Most people have never heard of Adventists, much less visited an Adventist church. They can, however, locate us by our love. We can be discerning and courageous enough to seek ways to protect and uphold all human rights, and so fulfill our Master’s mandate--the same one He announced long ago in a Nazareth synagogue. This is historic Adventism at its best.
 
And it’s well worth the trip.
_______________________
 1 Two placards read: “Objection: Women are too pure for the dirty pool of politics.” “Answer: If the pool is dirty, the time has come to clean it.
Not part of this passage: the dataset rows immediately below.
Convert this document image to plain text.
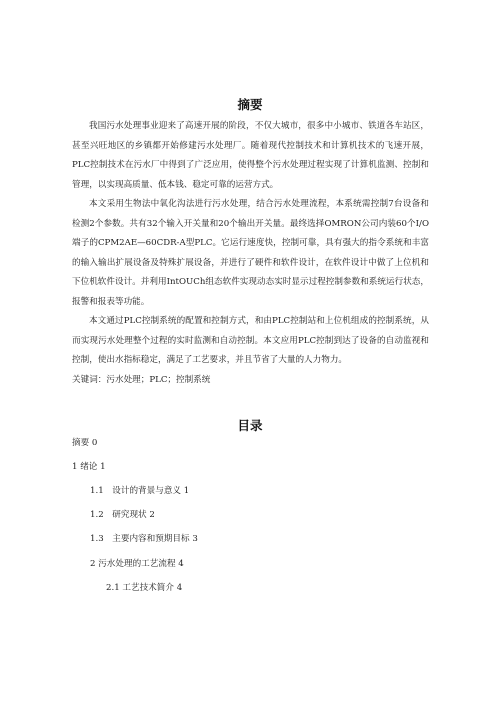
摘要

我国污水处理事业迎来了高速开展的阶段，不仅大城市，很多中小城市、铁道各车站区，甚至兴旺地区的乡镇都开始修建污水处理厂。随着现代控制技术和计算机技术的飞速开展，PLC控制技术在污水厂中得到了广泛应用，使得整个污水处理过程实现了计算机监测、控制和管理，以实现高质量、低本钱、稳定可靠的运营方式。

本文采用生物法中氧化沟法进行污水处理，结合污水处理流程，本系统需控制7台设备和检测2个参数。共有32个输入开关量和20个输出开关量。最终选择OMRON公司内装60个I/O端子的CPM2AE—60CDR-A型PLC。它运行速度快，控制可靠，具有强大的指令系统和丰富的输入输出扩展设备及特殊扩展设备，并进行了硬件和软件设计，在软件设计中做了上位机和下位机软件设计。并利用IntOUCh组态软件实现动态实时显示过程控制参数和系统运行状态，报警和报表等功能。

本文通过PLC控制系统的配置和控制方式，和由PLC控制站和上位机组成的控制系统，从而实现污水处理整个过程的实时监测和自动控制。本文应用PLC控制到达了设备的自动监视和控制，使出水指标稳定，满足了工艺要求，并且节省了大量的人力物力。

关键词：污水处理；PLC；控制系统

目录
摘要 0
1 绪论 1
1.1　设计的背景与意义 1
1.2　研究现状 2
1.3　主要内容和预期目标 3
2 污水处理的工艺流程 4
2.1 工艺技术简介 4
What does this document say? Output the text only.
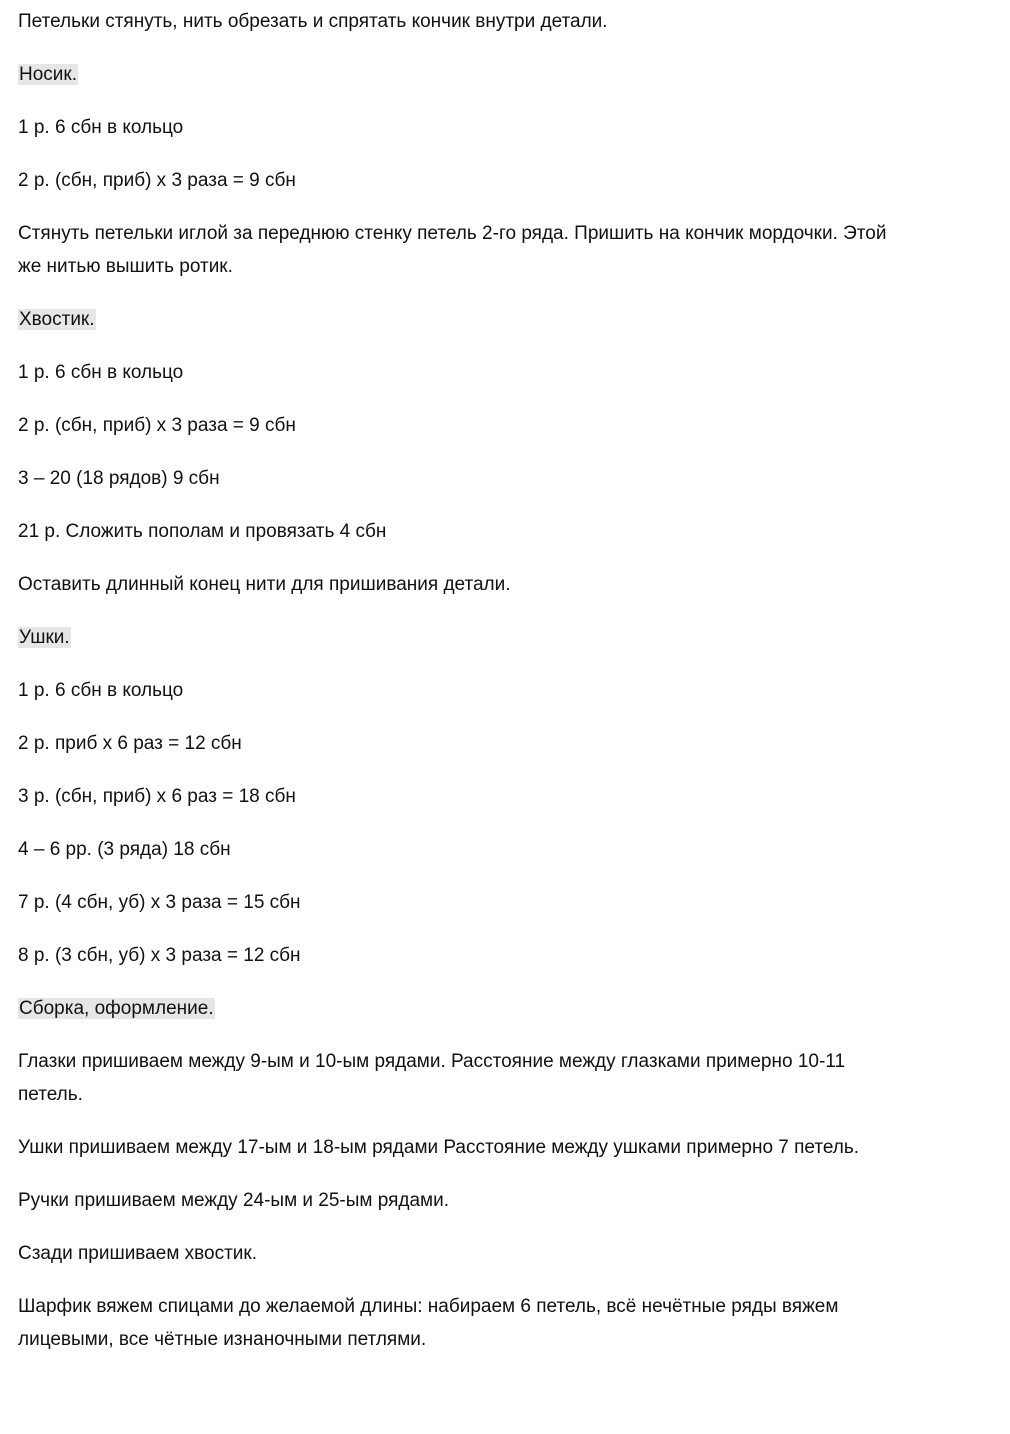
Петельки стянуть, нить обрезать и спрятать кончик внутри детали.
Носик.
1 р. 6 сбн в кольцо
2 р. (сбн, приб) х 3 раза = 9 сбн
Стянуть петельки иглой за переднюю стенку петель 2-го ряда. Пришить на кончик мордочки. Этой
же нитью вышить ротик.
Хвостик.
1 р. 6 сбн в кольцо
2 р. (сбн, приб) х 3 раза = 9 сбн
3 – 20 (18 рядов) 9 сбн
21 р. Сложить пополам и провязать 4 сбн
Оставить длинный конец нити для пришивания детали.
Ушки.
1 р. 6 сбн в кольцо
2 р. приб х 6 раз = 12 сбн
3 р. (сбн, приб) х 6 раз = 18 сбн
4 – 6 рр. (3 ряда) 18 сбн
7 р. (4 сбн, уб) х 3 раза = 15 сбн
8 р. (3 сбн, уб) х 3 раза = 12 сбн
Сборка, оформление.
Глазки пришиваем между 9-ым и 10-ым рядами. Расстояние между глазками примерно 10-11
петель.
Ушки пришиваем между 17-ым и 18-ым рядами Расстояние между ушками примерно 7 петель.
Ручки пришиваем между 24-ым и 25-ым рядами.
Сзади пришиваем хвостик.
Шарфик вяжем спицами до желаемой длины: набираем 6 петель, всё нечётные ряды вяжем
лицевыми, все чётные изнаночными петлями.
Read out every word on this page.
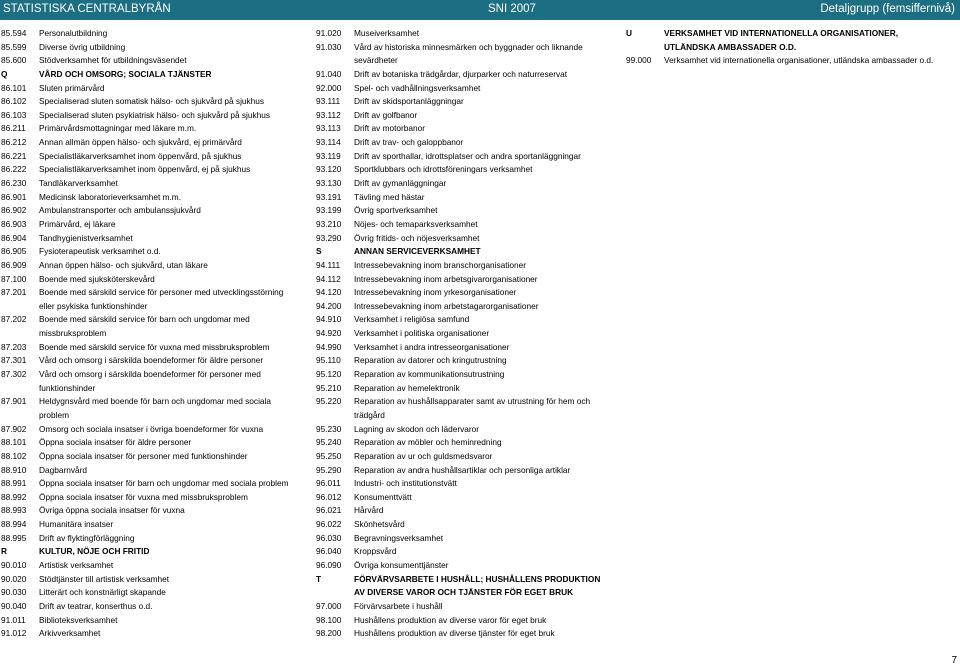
STATISTISKA CENTRALBYRÅN	SNI 2007	Detaljgrupp (femsiffernivå)
85.594	Personalutbildning
85.599	Diverse övrig utbildning
85.600	Stödverksamhet för utbildningsväsendet
Q	VÅRD OCH OMSORG; SOCIALA TJÄNSTER
86.101	Sluten primärvård
86.102	Specialiserad sluten somatisk hälso- och sjukvård på sjukhus
86.103	Specialiserad sluten psykiatrisk hälso- och sjukvård på sjukhus
86.211	Primärvårdsmottagningar med läkare m.m.
86.212	Annan allmän öppen hälso- och sjukvård, ej primärvård
86.221	Specialistläkarverksamhet inom öppenvård, på sjukhus
86.222	Specialistläkarverksamhet inom öppenvård, ej på sjukhus
86.230	Tandläkarverksamhet
86.901	Medicinsk laboratorieverksamhet m.m.
86.902	Ambulanstransporter och ambulanssjukvård
86.903	Primärvård, ej läkare
86.904	Tandhygienistverksamhet
86.905	Fysioterapeutisk verksamhet o.d.
86.909	Annan öppen hälso- och sjukvård, utan läkare
87.100	Boende med sjuksköterskevård
87.201	Boende med särskild service för personer med utvecklingsstörning
eller psykiska funktionshinder
87.202	Boende med särskild service för barn och ungdomar med
missbruksproblem
87.203	Boende med särskild service för vuxna med missbruksproblem
87.301	Vård och omsorg i särskilda boendeformer för äldre personer
87.302	Vård och omsorg i särskilda boendeformer för personer med
funktionshinder
87.901	Heldygnsvård med boende för barn och ungdomar med sociala
problem
87.902	Omsorg och sociala insatser i övriga boendeformer för vuxna
88.101	Öppna sociala insatser för äldre personer
88.102	Öppna sociala insatser för personer med funktionshinder
88.910	Dagbarnvård
88.991	Öppna sociala insatser för barn och ungdomar med sociala problem
88.992	Öppna sociala insatser för vuxna med missbruksproblem
88.993	Övriga öppna sociala insatser för vuxna
88.994	Humanitära insatser
88.995	Drift av flyktingförläggning
R	KULTUR, NÖJE OCH FRITID
90.010	Artistisk verksamhet
90.020	Stödtjänster till artistisk verksamhet
90.030	Litterärt och konstnärligt skapande
90.040	Drift av teatrar, konserthus o.d.
91.011	Biblioteksverksamhet
91.012	Arkivverksamhet
91.020	Museiverksamhet
91.030	Vård av historiska minnesmärken och byggnader och liknande
sevärdheter
91.040	Drift av botaniska trädgårdar, djurparker och naturreservat
92.000	Spel- och vadhållningsverksamhet
93.111	Drift av skidsportanläggningar
93.112	Drift av golfbanor
93.113	Drift av motorbanor
93.114	Drift av trav- och galoppbanor
93.119	Drift av sporthallar, idrottsplatser och andra sportanläggningar
93.120	Sportklubbars och idrottsföreningars verksamhet
93.130	Drift av gymanläggningar
93.191	Tävling med hästar
93.199	Övrig sportverksamhet
93.210	Nöjes- och temaparksverksamhet
93.290	Övrig fritids- och nöjesverksamhet
S	ANNAN SERVICEVERKSAMHET
94.111	Intressebevakning inom branschorganisationer
94.112	Intressebevakning inom arbetsgivarorganisationer
94.120	Intressebevakning inom yrkesorganisationer
94.200	Intressebevakning inom arbetstagarorganisationer
94.910	Verksamhet i religiösa samfund
94.920	Verksamhet i politiska organisationer
94.990	Verksamhet i andra intresseorganisationer
95.110	Reparation av datorer och kringutrustning
95.120	Reparation av kommunikationsutrustning
95.210	Reparation av hemelektronik
95.220	Reparation av hushållsapparater samt av utrustning för hem och
trädgård
95.230	Lagning av skodon och lädervaror
95.240	Reparation av möbler och heminredning
95.250	Reparation av ur och guldsmedsvaror
95.290	Reparation av andra hushållsartiklar och personliga artiklar
96.011	Industri- och institutionstvätt
96.012	Konsumenttvätt
96.021	Hårvård
96.022	Skönhetsvård
96.030	Begravningsverksamhet
96.040	Kroppsvård
96.090	Övriga konsumenttjänster
T	FÖRVÄRVSARBETE I HUSHÅLL; HUSHÅLLENS PRODUKTION
AV DIVERSE VAROR OCH TJÄNSTER FÖR EGET BRUK
97.000	Förvärvsarbete i hushåll
98.100	Hushållens produktion av diverse varor för eget bruk
98.200	Hushållens produktion av diverse tjänster för eget bruk
U	VERKSAMHET VID INTERNATIONELLA ORGANISATIONER,
UTLÄNDSKA AMBASSADER O.D.
99.000	Verksamhet vid internationella organisationer, utländska ambassader o.d.
7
Women have had long experience cleaning up after men.”
 2 See Adventist Review articles “Writing Against Wrongs” in the February 28, 2002, issue; “Drying Up the Stream” in the January 22, 2004, issue; and “A Journey and a March” in the May 26, 2005, issue, for treatments of the role of Adventists in historical events such as the ones listed here.
 3 See, for example, Testimonies, vol. 5, p. 708.
 4 This statement was voted by the General Conference Administrative Committee, November 17, 1998, and released by the General Conference Office of Public Affairs.
 5 The full text of the 30 articles may be accessed by searching for “Universal Declaration of Human Rights.”
 6 Testimonies to Ministers, p. 333.
 7 Samuele Bacchiocchi, The Advent Hope for Human Hopelessness: A Theological Study of the Meaning of the Second Advent for Today (Berrien Springs, Mich.: Biblical Perspectives, 1986), p. 399.
 8 See Daniel L. Migliore, Faith Seeking Understanding, 2nd ed. (Grand Rapids: William B. Eerdmans, 2004), pp. 190, 191.
 
 
_______________________
Chris Blake is associate professor of English and communications at Union College in Lincoln, Nebraska, and is the sponsor for the Union College chapter of Amnesty International and cosponsor of the Peace and Social Justice Club.